Despite a slight correction in the middle of the month, equity markets continued their winning streak with S&P 500 adding another 1.8% to its value. Lower growth was observed in Europe where Stoxx 600 rose by about 1%. The focus of this month was on the outbreak of the Covid-19 Delta variant, with 24% increase in the number of cases worldwide and more than 600% increase in the United States. Currently, the main centers of the outbreak are regions with smaller vaccination rates. Even more worrying was the fact that Pfizer/BioNTech vaccines achieved only 39% effectiveness against the new strain. USA and major European countries are already discussing possibility of introducing new restrictions, if the current situation does not improve. Interesting situation was observed in China. Due to certain business practices and unauthorized data collection, as well as poor working conditions, major Chinese companies received huge fines. In July, government continued with private education sector by introducing various restrictions in order to achieve higher social equality. Overall, China’s SZSE Composite index price fell about 5% over the course of a month.
In July, investors continued to pile in fixed income securities, thus, US 10-year government bond yields continued to decline. Similar situation was with German bund yields and government debt of other major economies.

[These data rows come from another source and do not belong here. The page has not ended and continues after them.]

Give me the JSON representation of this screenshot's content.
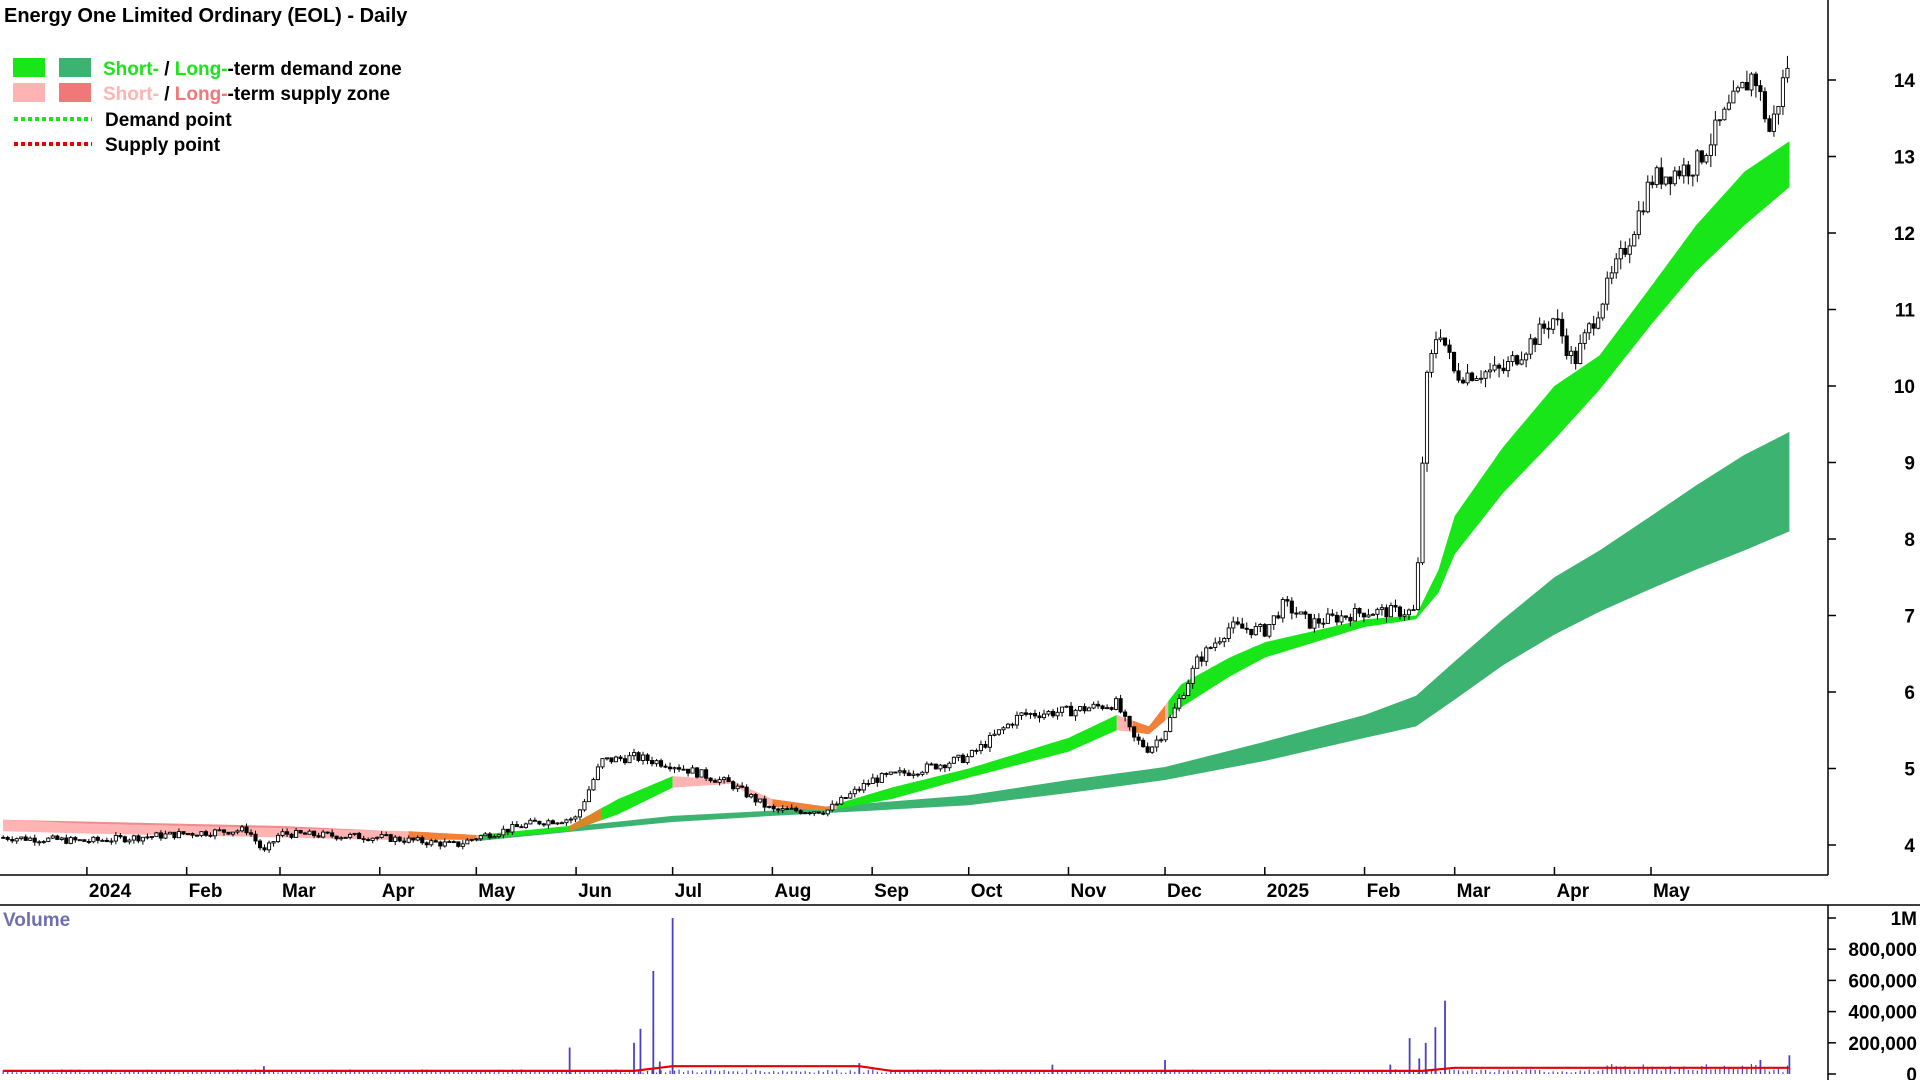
{
  "chart_data": {
    "type": "candlestick",
    "title": "Energy One Limited Ordinary (EOL) - Daily",
    "legend": [
      {
        "label_short": "Short-",
        "label_sep": " / ",
        "label_long": "Long-",
        "label_rest": "-term demand zone",
        "short_color": "#19e619",
        "long_color": "#3cb371"
      },
      {
        "label_short": "Short-",
        "label_sep": " / ",
        "label_long": "Long-",
        "label_rest": "-term supply zone",
        "short_color": "#ffb3b3",
        "long_color": "#f07878"
      },
      {
        "label": "Demand point",
        "color": "#19e619"
      },
      {
        "label": "Supply point",
        "color": "#e60000"
      }
    ],
    "x_tick_labels": [
      "2024",
      "Feb",
      "Mar",
      "Apr",
      "May",
      "Jun",
      "Jul",
      "Aug",
      "Sep",
      "Oct",
      "Nov",
      "Dec",
      "2025",
      "Feb",
      "Mar",
      "Apr",
      "May"
    ],
    "x_tick_days": [
      0,
      31,
      60,
      91,
      121,
      152,
      182,
      213,
      244,
      274,
      305,
      335,
      366,
      397,
      425,
      456,
      486
    ],
    "y_ticks": [
      4,
      5,
      6,
      7,
      8,
      9,
      10,
      11,
      12,
      13,
      14
    ],
    "ylim": [
      3.6,
      14.9
    ],
    "xlim_days": [
      -27,
      541
    ],
    "price_path": [
      [
        -26,
        4.1
      ],
      [
        0,
        4.05
      ],
      [
        31,
        4.15
      ],
      [
        50,
        4.2
      ],
      [
        55,
        3.9
      ],
      [
        60,
        4.15
      ],
      [
        91,
        4.1
      ],
      [
        115,
        4.0
      ],
      [
        121,
        4.1
      ],
      [
        140,
        4.3
      ],
      [
        152,
        4.35
      ],
      [
        160,
        5.1
      ],
      [
        170,
        5.15
      ],
      [
        182,
        5.05
      ],
      [
        200,
        4.8
      ],
      [
        213,
        4.45
      ],
      [
        230,
        4.45
      ],
      [
        244,
        4.85
      ],
      [
        260,
        5.0
      ],
      [
        274,
        5.15
      ],
      [
        290,
        5.7
      ],
      [
        305,
        5.75
      ],
      [
        320,
        5.85
      ],
      [
        325,
        5.4
      ],
      [
        330,
        5.25
      ],
      [
        335,
        5.5
      ],
      [
        345,
        6.4
      ],
      [
        355,
        6.85
      ],
      [
        366,
        6.8
      ],
      [
        372,
        7.15
      ],
      [
        380,
        6.9
      ],
      [
        397,
        7.05
      ],
      [
        413,
        7.05
      ],
      [
        416,
        10.0
      ],
      [
        420,
        10.8
      ],
      [
        425,
        10.15
      ],
      [
        440,
        10.2
      ],
      [
        456,
        10.9
      ],
      [
        462,
        10.3
      ],
      [
        470,
        11.05
      ],
      [
        480,
        12.0
      ],
      [
        486,
        12.7
      ],
      [
        500,
        12.9
      ],
      [
        510,
        13.6
      ],
      [
        518,
        14.1
      ],
      [
        523,
        13.3
      ],
      [
        529,
        14.3
      ]
    ],
    "short_term_zone": [
      [
        -26,
        4.33,
        4.18
      ],
      [
        0,
        4.28,
        4.15
      ],
      [
        60,
        4.22,
        4.1
      ],
      [
        100,
        4.18,
        4.06
      ],
      [
        121,
        4.13,
        4.08
      ],
      [
        150,
        4.25,
        4.18
      ],
      [
        165,
        4.6,
        4.4
      ],
      [
        182,
        4.9,
        4.75
      ],
      [
        200,
        4.85,
        4.8
      ],
      [
        213,
        4.6,
        4.5
      ],
      [
        230,
        4.5,
        4.45
      ],
      [
        250,
        4.75,
        4.6
      ],
      [
        274,
        5.0,
        4.88
      ],
      [
        305,
        5.4,
        5.22
      ],
      [
        320,
        5.7,
        5.5
      ],
      [
        330,
        5.55,
        5.45
      ],
      [
        340,
        6.1,
        5.8
      ],
      [
        355,
        6.45,
        6.2
      ],
      [
        366,
        6.65,
        6.45
      ],
      [
        397,
        6.95,
        6.85
      ],
      [
        413,
        7.0,
        6.95
      ],
      [
        420,
        7.6,
        7.3
      ],
      [
        425,
        8.3,
        7.8
      ],
      [
        440,
        9.2,
        8.6
      ],
      [
        456,
        10.0,
        9.3
      ],
      [
        470,
        10.4,
        9.95
      ],
      [
        486,
        11.3,
        10.8
      ],
      [
        500,
        12.1,
        11.5
      ],
      [
        515,
        12.8,
        12.1
      ],
      [
        529,
        13.2,
        12.6
      ]
    ],
    "long_term_zone": [
      [
        121,
        4.1,
        4.05
      ],
      [
        152,
        4.25,
        4.18
      ],
      [
        182,
        4.38,
        4.3
      ],
      [
        213,
        4.45,
        4.38
      ],
      [
        244,
        4.55,
        4.45
      ],
      [
        274,
        4.65,
        4.52
      ],
      [
        305,
        4.85,
        4.68
      ],
      [
        335,
        5.02,
        4.85
      ],
      [
        366,
        5.35,
        5.1
      ],
      [
        397,
        5.7,
        5.4
      ],
      [
        413,
        5.95,
        5.55
      ],
      [
        425,
        6.4,
        5.9
      ],
      [
        440,
        6.95,
        6.35
      ],
      [
        456,
        7.5,
        6.75
      ],
      [
        470,
        7.85,
        7.05
      ],
      [
        486,
        8.3,
        7.35
      ],
      [
        500,
        8.7,
        7.6
      ],
      [
        515,
        9.1,
        7.85
      ],
      [
        529,
        9.4,
        8.1
      ]
    ],
    "volume": {
      "title": "Volume",
      "y_tick_labels": [
        "1M",
        "800,000",
        "600,000",
        "400,000",
        "200,000",
        "0"
      ],
      "y_ticks": [
        1000000,
        800000,
        600000,
        400000,
        200000,
        0
      ],
      "ylim": [
        0,
        1000000
      ],
      "spikes": [
        [
          55,
          50000
        ],
        [
          150,
          170000
        ],
        [
          170,
          200000
        ],
        [
          172,
          290000
        ],
        [
          176,
          660000
        ],
        [
          178,
          80000
        ],
        [
          182,
          1000000
        ],
        [
          240,
          70000
        ],
        [
          300,
          60000
        ],
        [
          335,
          90000
        ],
        [
          405,
          60000
        ],
        [
          411,
          230000
        ],
        [
          414,
          100000
        ],
        [
          416,
          200000
        ],
        [
          419,
          300000
        ],
        [
          422,
          470000
        ],
        [
          520,
          90000
        ],
        [
          529,
          120000
        ]
      ],
      "average_line": [
        [
          -26,
          20000
        ],
        [
          170,
          20000
        ],
        [
          182,
          50000
        ],
        [
          240,
          50000
        ],
        [
          250,
          20000
        ],
        [
          415,
          20000
        ],
        [
          425,
          40000
        ],
        [
          529,
          40000
        ]
      ],
      "bar_color": "#4b3fc8",
      "avg_color": "#e60000"
    }
  }
}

Market participants eagerly awaited new signals about possible changes in the current monetary policy from Federal Open Market Committee meeting. At the press conference on July 28, Federal Reserve chair Jay Powell said that the US economy had made relatively good progress, but as long as the Fed targets were still not met, both interest rates and existing asset repurchase policies would not change. There was no clear reaction in the stock markets, but precious metal reacted positively. On the contrary, dollar slightly weakened with EUR/USD reaching 1.1875 mark.
Another month and still no sign of any trend – we have been saying this excessively often, but this is what it is – FX volatility is near record lows. EUR/USD tested levels below 1.1800 and bounced back above 1.1900 and it is hard to tell for how long we are stuck in this region.
Gold and silver showed a retreat in the middle of the month. Gold fell from 1890 dollars per ounce to 1770, later recovering to XAU/USD 1800-1820. Silver also fell from $26.3 an ounce and broke $25 mark to the downside. Overall, larger short-term direction in precious metals is still unclear, but silver might have better chance to lead the rally no one believes in anymore. Technically, we have everything in place to suggest that we are ready to break out to the upside, but in that case, silver price must not go below 23.50 dollars per ounce. Another move above XAG/USD 29-30 mark adds to a potential move to $40 and beyond.
Lumber is a hot topic for many months now and along with copper prices is one of the main participants in inflation talks. Lumber has been trading in USD 200 to 500 per 1000 board feet (mbf) range for decades before Covid-19 saga lifted prices close to USD 1700 per mbf. Normally it is only a matter of time when demand is satisfied or supply is adjusted accordingly and prices collapse as fast as they rose (price drop actually is steeper that rise). We hit lower USD 500s in mid-July and are trading above USD 600 per mbf at the time of writing. Old saying goes – «one cannot go bankrupt by taking profit», which means that however psychologically hard it is to sell in rising market, locking-in profit is very important.